Гильем невольно провел рукой по левой щеке. Коротко глянул на друга и ответил:
— Все и сразу, брат певец, — это когда умрешь. Раньше вряд ли. А пока… хватит и немногой радости.
Они замолчали. На следующий день друзья расстались.
Через три дня сеньор Лорака и его немногочисленная свита прибыли в Каркассонн.
Гильем, не снимая низко опущенного капюшона предъявил распорядителю турнира свое приглашение. Тот внимательно прочел его, окинул взглядом фигуру, окутанную плащом, и сказал, что Гильем волен оставаться при своем сеньоре или же поселиться вместе с другими певцами. А поскольку за него ходатайствует сам Аймерик Пегильян, то выступать он будет в числе первых. Пока гости еще трезвы и не пресыщены.
Гильем предпочел остаться при своем сеньоре, не имея охоты бражничать и ссориться со своими товарищами по цеху. Он попросил Жиля рассказать о хозяевах Каркассонна.
— Здешний сеньор? Достойный и благородный рыцарь. Не чета многим, вроде того же Бурлаца, которому сегодня присягнешь на верность, а завтра он же тебя и ограбит. Славный двор, с давними традициями, щедрый и утонченный. Во время танцев пол устилают не тростником, а лавандой и мятой, на жаровнях благовония сжигают не щепотками, а пригоршнями, о том, чтобы вино водой разбавить тут и слыхом не слыхивали… слуги, как на подбор, расторопны и услужливы, придворные девицы — любезны и хороши собой. Что еще? Здесь любят словесные прения устраивать, здешних краснобаев хлебом не корми, дай только поспорить — о чем угодно!.. Любого за пояс заткнут. Сорок лет назад… мне еще отец об этом рассказывал… сам епископ Лодевский, знаток Писания, потерпел здесь поражение от катаров. Так что, друг мой, быть здесь — уже честь для тебя.

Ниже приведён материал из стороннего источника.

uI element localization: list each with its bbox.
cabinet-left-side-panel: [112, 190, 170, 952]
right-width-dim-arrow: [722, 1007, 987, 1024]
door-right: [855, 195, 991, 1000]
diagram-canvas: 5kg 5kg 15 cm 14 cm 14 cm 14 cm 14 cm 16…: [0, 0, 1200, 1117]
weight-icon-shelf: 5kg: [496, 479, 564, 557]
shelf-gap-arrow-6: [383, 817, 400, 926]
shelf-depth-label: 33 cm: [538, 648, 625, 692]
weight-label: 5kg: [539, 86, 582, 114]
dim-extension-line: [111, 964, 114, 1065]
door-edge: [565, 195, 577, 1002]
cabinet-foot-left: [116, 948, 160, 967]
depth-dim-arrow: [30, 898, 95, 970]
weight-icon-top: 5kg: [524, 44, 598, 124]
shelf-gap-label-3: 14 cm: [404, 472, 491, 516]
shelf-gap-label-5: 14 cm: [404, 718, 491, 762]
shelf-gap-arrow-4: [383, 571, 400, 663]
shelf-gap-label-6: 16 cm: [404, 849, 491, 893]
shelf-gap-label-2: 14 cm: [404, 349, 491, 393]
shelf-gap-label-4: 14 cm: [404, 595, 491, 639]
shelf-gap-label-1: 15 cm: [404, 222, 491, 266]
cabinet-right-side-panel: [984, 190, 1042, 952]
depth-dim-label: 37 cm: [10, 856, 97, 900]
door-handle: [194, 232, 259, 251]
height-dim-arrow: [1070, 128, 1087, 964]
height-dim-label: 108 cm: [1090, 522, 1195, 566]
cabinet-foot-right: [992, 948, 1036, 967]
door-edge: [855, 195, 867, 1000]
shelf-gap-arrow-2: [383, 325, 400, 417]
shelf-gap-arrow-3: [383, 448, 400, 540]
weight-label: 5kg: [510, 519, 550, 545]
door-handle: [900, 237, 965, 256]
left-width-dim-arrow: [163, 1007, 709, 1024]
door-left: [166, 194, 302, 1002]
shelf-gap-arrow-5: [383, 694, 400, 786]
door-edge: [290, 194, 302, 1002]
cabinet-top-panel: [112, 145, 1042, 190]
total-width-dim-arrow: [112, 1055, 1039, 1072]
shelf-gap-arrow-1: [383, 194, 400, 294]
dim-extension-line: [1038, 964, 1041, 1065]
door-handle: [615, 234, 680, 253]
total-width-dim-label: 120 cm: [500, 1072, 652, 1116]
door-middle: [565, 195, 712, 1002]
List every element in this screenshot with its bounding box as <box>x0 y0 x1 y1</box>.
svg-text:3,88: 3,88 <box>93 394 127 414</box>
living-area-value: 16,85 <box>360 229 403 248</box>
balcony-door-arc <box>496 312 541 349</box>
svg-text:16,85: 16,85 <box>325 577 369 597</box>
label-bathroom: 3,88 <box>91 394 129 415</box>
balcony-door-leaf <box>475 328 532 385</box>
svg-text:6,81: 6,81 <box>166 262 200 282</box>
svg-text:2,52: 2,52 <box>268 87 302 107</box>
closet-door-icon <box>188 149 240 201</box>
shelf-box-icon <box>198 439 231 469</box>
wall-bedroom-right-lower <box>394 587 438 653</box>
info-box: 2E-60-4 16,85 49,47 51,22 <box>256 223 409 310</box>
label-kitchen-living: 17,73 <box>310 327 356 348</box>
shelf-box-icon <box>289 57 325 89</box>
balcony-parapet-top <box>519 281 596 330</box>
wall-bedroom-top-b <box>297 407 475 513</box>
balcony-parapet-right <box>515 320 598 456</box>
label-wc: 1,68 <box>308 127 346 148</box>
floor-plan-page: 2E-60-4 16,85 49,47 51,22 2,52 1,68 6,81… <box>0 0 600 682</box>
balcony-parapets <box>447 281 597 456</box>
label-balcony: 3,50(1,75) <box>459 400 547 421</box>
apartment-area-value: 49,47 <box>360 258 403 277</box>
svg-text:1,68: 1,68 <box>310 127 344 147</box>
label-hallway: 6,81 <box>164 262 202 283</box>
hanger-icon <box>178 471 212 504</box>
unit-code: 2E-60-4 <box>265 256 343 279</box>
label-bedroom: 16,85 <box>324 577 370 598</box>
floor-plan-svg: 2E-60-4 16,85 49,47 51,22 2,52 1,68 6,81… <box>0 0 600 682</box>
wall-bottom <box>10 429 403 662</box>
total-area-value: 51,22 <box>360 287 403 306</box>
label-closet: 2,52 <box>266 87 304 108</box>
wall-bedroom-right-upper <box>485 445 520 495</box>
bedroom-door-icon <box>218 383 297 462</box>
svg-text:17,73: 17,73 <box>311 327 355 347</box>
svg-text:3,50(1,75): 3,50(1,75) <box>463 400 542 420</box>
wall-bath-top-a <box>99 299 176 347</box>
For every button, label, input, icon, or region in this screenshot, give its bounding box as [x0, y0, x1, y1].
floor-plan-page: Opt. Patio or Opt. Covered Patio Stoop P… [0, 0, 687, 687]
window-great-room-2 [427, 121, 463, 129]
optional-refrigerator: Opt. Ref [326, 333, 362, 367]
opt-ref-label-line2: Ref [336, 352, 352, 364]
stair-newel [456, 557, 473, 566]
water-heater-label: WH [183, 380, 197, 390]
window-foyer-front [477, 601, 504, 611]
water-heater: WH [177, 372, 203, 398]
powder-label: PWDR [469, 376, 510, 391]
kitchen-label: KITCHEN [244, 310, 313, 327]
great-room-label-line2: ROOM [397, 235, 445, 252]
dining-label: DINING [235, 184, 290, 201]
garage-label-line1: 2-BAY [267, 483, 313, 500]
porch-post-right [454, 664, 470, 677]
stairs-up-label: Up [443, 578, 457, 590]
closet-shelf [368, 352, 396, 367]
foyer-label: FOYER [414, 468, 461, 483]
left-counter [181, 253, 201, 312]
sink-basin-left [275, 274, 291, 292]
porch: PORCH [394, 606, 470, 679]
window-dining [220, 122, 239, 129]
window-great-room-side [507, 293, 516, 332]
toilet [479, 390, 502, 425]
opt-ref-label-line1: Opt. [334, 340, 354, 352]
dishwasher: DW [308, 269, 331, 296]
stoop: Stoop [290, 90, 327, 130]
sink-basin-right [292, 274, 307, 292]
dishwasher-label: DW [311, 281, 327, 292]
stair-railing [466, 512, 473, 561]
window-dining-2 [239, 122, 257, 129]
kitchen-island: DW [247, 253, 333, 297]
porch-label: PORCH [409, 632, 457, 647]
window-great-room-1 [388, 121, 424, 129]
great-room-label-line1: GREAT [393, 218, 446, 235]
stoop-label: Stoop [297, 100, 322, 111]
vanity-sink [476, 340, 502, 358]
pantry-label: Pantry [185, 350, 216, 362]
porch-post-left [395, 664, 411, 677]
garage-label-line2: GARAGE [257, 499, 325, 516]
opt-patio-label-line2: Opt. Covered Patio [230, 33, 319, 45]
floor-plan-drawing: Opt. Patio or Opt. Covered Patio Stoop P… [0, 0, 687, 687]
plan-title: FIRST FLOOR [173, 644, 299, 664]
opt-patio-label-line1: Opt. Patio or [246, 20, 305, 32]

Жиль Лорак помолчал и, улыбнувшись, добавил:
— Но что-то подсказывает мне, что завтра сей гордый замок сочтет честью твое присутствие в нем. Ступай отдохни.
Гильем устроился на ночлег в коридоре, рядом с комнатой, в которой расположился его сеньор. В стене оказалась довольно глубокая ниша, сухая и теплая, туда бросили охапку соломы, поверх нее — тюфяк. Прежде чем улечься спать, трубадур выпустил на волю сокола; Письмецо не выносил ночевок в душных стенах человеческих жилищ и всегда просился на вольный воздух. Утром Гильему было достаточно выйти и посвистать, подзывая сокола, и вскорости он прилетал и усаживался на плечо трубадура.
Вечером следующего дня Гильем ушел вглубь замкового сада; когда перестали быть слышны голоса гостей и слуг, он уселся на траву под старой липой, откинул капюшон и тихо, сам себе, запел. Колыбельную. Ждать пришлось недолго. Веки его отяжелели, голос пресекся… трубадур уже сквозь сон услышал шелест легчайших в мире шагов и ощутил, как к лицу его прикасаются крылья.
Проснувшись, он встал и направился к замку; маска сидела на его голове плотно и легко, не мешая, не отвлекая. На ходу Гильем накинул было капюшон, но, поразмыслив с минуту, скинул его.
Распорядитель турнира, увидев его, сначала не узнал, а потом, не отрывая взгляда от серебряных перьев, развернутых веером, пригласил Гильема выступить следом за главными гостями, двумя прославленными трубадурами.
— Любезная моя супруга… — рыцарь Рожер обратился к своей супруге, Агнес, стремясь привлечь ее внимание. Она подняла глаза от рукоделия и улыбнулась.
— Агнес, душа моя, — Рожер произносил имя жены с нежностью и почтением, — Я рад, что могу порадовать вас доброй вестью. К нам прибудет трубадур Сокола, Гильем Кабрера — как раз к началу майских праздников.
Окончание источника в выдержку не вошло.